Humans have their own type of biological and social uniqueness as do
other members of the Animal kingdom and in particular areas there is a
further qualitative uniqueness of intellect. This is not due to
supernatural intervention but a variant of adaptation and natural
selection. But I do believe that intellect is the route to Music and Art.
[Krimel]
When the first part of what you are saying forms the backdrop of the
conversation I am perfectly willing to talk this way as well. I don't really
think you and I have much to disagree about in any of this. But that is not
a good assumption for some others around this forum and I am concerned that
resorting to a vocabulary of convenience and utility just helps fuel their
delusions.
[Horse]
Humans, as per other animals, group together to
survive and share resources.

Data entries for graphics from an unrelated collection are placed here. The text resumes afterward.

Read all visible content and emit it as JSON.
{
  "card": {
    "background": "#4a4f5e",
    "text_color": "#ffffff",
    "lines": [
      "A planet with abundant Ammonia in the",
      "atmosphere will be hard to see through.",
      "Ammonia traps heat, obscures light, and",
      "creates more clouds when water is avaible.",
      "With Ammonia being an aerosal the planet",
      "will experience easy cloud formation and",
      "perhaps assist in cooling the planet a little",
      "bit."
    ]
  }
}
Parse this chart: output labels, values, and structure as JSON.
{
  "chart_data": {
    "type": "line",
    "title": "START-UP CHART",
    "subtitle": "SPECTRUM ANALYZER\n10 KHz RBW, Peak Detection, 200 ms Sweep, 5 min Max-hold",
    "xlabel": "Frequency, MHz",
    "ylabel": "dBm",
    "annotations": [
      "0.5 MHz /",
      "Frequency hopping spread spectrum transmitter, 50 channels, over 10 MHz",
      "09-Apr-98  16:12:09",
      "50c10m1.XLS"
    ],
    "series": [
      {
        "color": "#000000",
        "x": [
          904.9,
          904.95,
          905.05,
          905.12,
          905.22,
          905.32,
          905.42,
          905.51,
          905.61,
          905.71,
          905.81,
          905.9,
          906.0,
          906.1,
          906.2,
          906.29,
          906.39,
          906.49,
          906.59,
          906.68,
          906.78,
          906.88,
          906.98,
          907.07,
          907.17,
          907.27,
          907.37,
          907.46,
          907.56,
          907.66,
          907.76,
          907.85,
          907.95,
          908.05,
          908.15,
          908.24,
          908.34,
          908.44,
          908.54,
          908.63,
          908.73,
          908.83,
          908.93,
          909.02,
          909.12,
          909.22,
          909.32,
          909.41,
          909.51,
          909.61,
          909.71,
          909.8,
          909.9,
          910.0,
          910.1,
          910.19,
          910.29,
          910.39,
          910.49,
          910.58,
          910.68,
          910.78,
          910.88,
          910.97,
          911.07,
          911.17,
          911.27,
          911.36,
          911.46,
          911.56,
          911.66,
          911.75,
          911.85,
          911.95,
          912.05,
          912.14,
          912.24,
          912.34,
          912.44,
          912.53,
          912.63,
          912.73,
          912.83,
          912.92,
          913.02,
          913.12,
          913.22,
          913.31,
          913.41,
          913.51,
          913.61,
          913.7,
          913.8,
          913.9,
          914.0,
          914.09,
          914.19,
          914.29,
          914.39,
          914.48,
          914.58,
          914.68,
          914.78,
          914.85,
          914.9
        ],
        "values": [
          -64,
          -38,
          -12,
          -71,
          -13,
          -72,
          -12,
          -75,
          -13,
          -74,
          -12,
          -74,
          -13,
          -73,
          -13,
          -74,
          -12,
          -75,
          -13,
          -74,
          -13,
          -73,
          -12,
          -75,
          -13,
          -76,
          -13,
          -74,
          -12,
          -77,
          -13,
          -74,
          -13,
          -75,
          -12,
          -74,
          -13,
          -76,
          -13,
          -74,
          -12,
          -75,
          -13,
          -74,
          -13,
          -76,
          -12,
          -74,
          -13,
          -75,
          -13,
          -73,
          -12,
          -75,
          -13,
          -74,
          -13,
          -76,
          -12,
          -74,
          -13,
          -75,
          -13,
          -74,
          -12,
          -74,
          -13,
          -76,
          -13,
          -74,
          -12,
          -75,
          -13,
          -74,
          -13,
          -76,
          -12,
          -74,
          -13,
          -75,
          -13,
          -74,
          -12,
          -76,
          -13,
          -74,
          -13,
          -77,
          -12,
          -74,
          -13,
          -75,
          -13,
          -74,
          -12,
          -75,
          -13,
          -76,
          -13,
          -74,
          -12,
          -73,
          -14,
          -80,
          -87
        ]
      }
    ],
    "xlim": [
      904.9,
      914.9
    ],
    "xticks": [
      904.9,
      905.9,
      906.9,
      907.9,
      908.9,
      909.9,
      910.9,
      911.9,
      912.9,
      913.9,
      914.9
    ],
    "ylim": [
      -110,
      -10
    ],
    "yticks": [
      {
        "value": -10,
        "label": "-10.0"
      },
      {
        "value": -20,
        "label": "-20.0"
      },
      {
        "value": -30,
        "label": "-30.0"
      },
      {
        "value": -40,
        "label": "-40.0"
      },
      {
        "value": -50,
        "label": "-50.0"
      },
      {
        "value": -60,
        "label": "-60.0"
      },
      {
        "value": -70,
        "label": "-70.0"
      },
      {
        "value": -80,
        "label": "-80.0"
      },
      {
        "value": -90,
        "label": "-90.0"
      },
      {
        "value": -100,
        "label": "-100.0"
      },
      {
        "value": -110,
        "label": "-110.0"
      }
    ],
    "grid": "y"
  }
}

We may go a step further and use those
resources, when in excess of immediate need, for trade etc. but it is
still essentially the same idea.
It's when you get to the use of intellect that I think we become
qualitatively different - and especially as I have said, in our creation
of Music, Art and as you mentioned, Dance.
[Krimel]
Like the plumage of the peacock and other birds of paradise. Whatever
function it originally served gets hijacked by other considerations. In this
case, literally, "chick's dig it."
[Horse]
I've never seen an Ant Marching Band, a Bee Picasso or a Termite Rudolph
Nureyev!! Although, I may not have been looking in the right places! :)
[Krimel]
Right, but to see one, you'd have to "bee" one.